Selon nous, le versement de ces prestations ne doit plus relever de départements exsangues. Cette attribution de compétence accroît les inégalités territoriales, puisqu'un citoyen peut ne pas bénéficier du même accompagnement suivant l'endroit où il habite. Le handicap, lui, ne connaît pas les frontières administratives – vous le savez bien, mes chers collègues. Nous serions favorables à un versement direct de cette aide par l'État, afin d'assurer l'égalité de traitement sur tout le territoire national.

Nous avons souhaité déposer plusieurs amendements pour améliorer ce texte et répondre encore mieux aux attentes des personnes en situation de handicap.
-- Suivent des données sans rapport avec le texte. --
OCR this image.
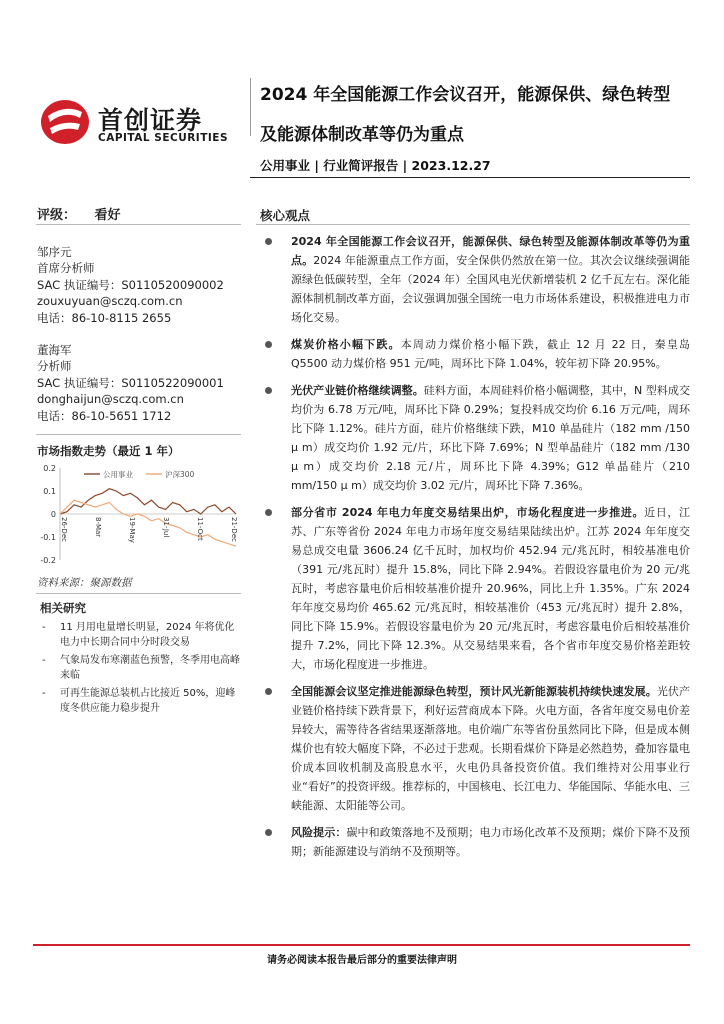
首创证券
CAPITAL SECURITIES
2024 年全国能源工作会议召开，能源保供、绿色转型
及能源体制改革等仍为重点
公用事业 | 行业简评报告 | 2023.12.27
评级： 看好
邹序元
首席分析师
SAC 执证编号：S0110520090002
zouxuyuan@sczq.com.cn
电话：86-10-8115 2655
董海军
分析师
SAC 执证编号：S0110522090001
donghaijun@sczq.com.cn
电话：86-10-5651 1712
市场指数走势（最近 1 年）
0.2
0.1
0
-0.1
-0.2
26-Dec	8-Mar	19-May	31-Jul	11-Oct	21-Dec
公用事业	沪深300
资料来源：聚源数据
相关研究
- 11 月用电量增长明显，2024 年将优化电力中长期合同中分时段交易
- 气象局发布寒潮蓝色预警，冬季用电高峰来临
- 可再生能源总装机占比接近 50%，迎峰度冬供应能力稳步提升
核心观点
2024 年全国能源工作会议召开，能源保供、绿色转型及能源体制改革等仍为重点。2024 年能源重点工作方面，安全保供仍然放在第一位。其次会议继续强调能源绿色低碳转型，全年（2024 年）全国风电光伏新增装机 2 亿千瓦左右。深化能源体制机制改革方面，会议强调加强全国统一电力市场体系建设，积极推进电力市场化交易。
煤炭价格小幅下跌。本周动力煤价格小幅下跌，截止 12 月 22 日，秦皇岛 Q5500 动力煤价格 951 元/吨，周环比下降 1.04%，较年初下降 20.95%。
光伏产业链价格继续调整。硅料方面，本周硅料价格小幅调整，其中，N 型料成交均价为 6.78 万元/吨，周环比下降 0.29%；复投料成交均价 6.16 万元/吨，周环比下降 1.12%。硅片方面，硅片价格继续下跌，M10 单晶硅片（182 mm /150 μ m）成交均价 1.92 元/片，环比下降 7.69%；N 型单晶硅片（182 mm /130 μ m）成交均价 2.18 元/片，周环比下降 4.39%；G12 单晶硅片（210 mm/150 μ m）成交均价 3.02 元/片，周环比下降 7.36%。
部分省市 2024 年电力年度交易结果出炉，市场化程度进一步推进。近日，江苏、广东等省份 2024 年电力市场年度交易结果陆续出炉。江苏 2024 年年度交易总成交电量 3606.24 亿千瓦时，加权均价 452.94 元/兆瓦时，相较基准电价（391 元/兆瓦时）提升 15.8%，同比下降 2.94%。若假设容量电价为 20 元/兆瓦时，考虑容量电价后相较基准价提升 20.96%，同比上升 1.35%。广东 2024 年年度交易均价 465.62 元/兆瓦时，相较基准价（453 元/兆瓦时）提升 2.8%，同比下降 15.9%。若假设容量电价为 20 元/兆瓦时，考虑容量电价后相较基准价提升 7.2%，同比下降 12.3%。从交易结果来看，各个省市年度交易价格差距较大，市场化程度进一步推进。
全国能源会议坚定推进能源绿色转型，预计风光新能源装机持续快速发展。光伏产业链价格持续下跌背景下，利好运营商成本下降。火电方面，各省年度交易电价差异较大，需等待各省结果逐渐落地。电价端广东等省份虽然同比下降，但是成本侧煤价也有较大幅度下降，不必过于悲观。长期看煤价下降是必然趋势，叠加容量电价成本回收机制及高股息水平，火电仍具备投资价值。我们维持对公用事业行业“看好”的投资评级。推荐标的，中国核电、长江电力、华能国际、华能水电、三峡能源、太阳能等公司。
风险提示：碳中和政策落地不及预期；电力市场化改革不及预期；煤价下降不及预期；新能源建设与消纳不及预期等。
请务必阅读本报告最后部分的重要法律声明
Le préambule de la Constitution du 27 octobre 1946 dispose que « la Nation assure à l'individu et à la famille les conditions nécessaires à leur développement » et que « tout être humain qui, en raison de son âge, de son état physique ou mental, de la situation économique, se trouve dans l'incapacité de travailler a le droit d'obtenir de la collectivité des moyens convenables d'existence ».

À cet égard, la timide revalorisation de l'allocation aux adultes handicapés est très largement insuffisante : alors que 400 000 euros ont été offerts dès cette année et sans contrepartie aux 1 000 plus gros contributeurs à l'impôt de solidarité sur la fortune – ISF – , quelques dizaines d'euros seulement seront attribuées sur deux ans, à compter de l'année prochaine, aux personnes en situation de handicap.

Une allocation aux adultes handicapés de 900 euros par mois est bien inférieure aux besoins réels de ses bénéficiaires. Nous souhaitons sa revalorisation pour atteindre le niveau du SMIC. Notre premier amendement demande donc au Gouvernement de remettre au Parlement un rapport évaluant le coût d'une telle augmentation de l'allocation aux adultes handicapées, qui serait portée au niveau du SMIC. C'est l'une des premières mesures que nous prendrions si les Français nous donnaient leur confiance dans le cadre des élections présidentielles et législatives.

Notre second amendement aurait consisté à supprimer la prise en compte des revenus du conjoint dans le calcul du montant de l'allocation aux adultes handicapés, versée à 1 million de personnes. Nous voulons en effet revenir sur la décision prise par le Gouvernement, qui avait privé plusieurs dizaines de milliers de personnes de cette allocation alors qu'elles en bénéficiaient jusqu'alors.